5.03.2009

Tiananmen: Twenty Years Later


Twenty years ago tanks rolled into Beijing's Tiananmen Square to crush the biggest pro-democracy movement in history. Hundreds were killed, thousands jailed and many fled to escape persecution. Here exiled leaders of the student revolution tell their remarkable stories and reveal how, after being forced to build new lives, they remain haunted by its bloody legacy.

Over seven tumultuous weeks of nationwide demonstrations and protests, beginning with the death of the sacked reformer, Hu Yaobang, on 15 April 1989 and ending with the movement's violent suppression on 4 June, an estimated 100 million people across China demonstrated in support of political reform. The movement was inchoate, contradictory and politically confused but it remains the biggest peaceful pro-democracy movement in human history. For the millions who took part, life would never be the same again.

Some are still in prison. Others, in mourning, are still harassed. A few campaign openly for a reversal of the Communist Party's verdict that the movement was the work of "a small clique of counter-revolutionaries" who wanted to overthrow the party and the socialist system. Behind the few high-profile campaigners and dissidents is the much larger throng of those who still nurse memories too painful to discuss.
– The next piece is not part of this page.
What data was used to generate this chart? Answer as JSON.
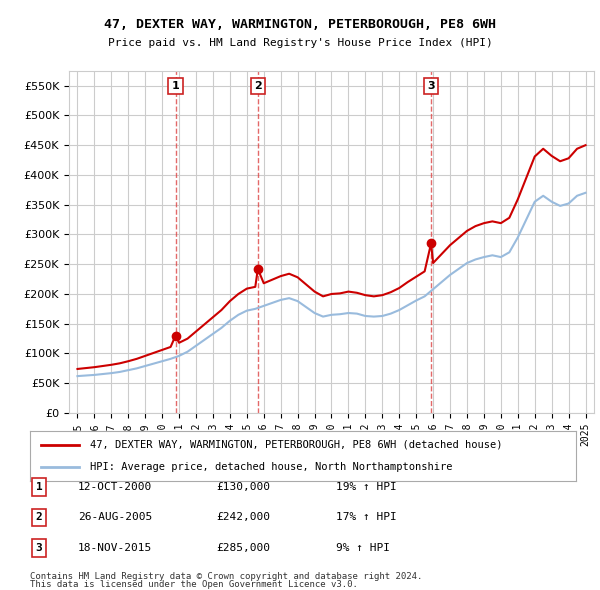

It's been two decades since that lone protester defied a column of tanks on Beijing's Avenue of Eternal Peace, before vanishing, never to be identified. Since that time, China has prospered economically. The party has embraced the market and traded the socialist system it claimed to defend for the pleasures of getting rich. Younger generations are vague about a movement that still cannot be publicly discussed or documented. But the suppression at Tiananmen continues to exact a high price: the constant falsification of history, a political system frozen by the fear of the people's judgment, and a leadership that sees the ghosts of Tiananmen wherever voices call for political reform.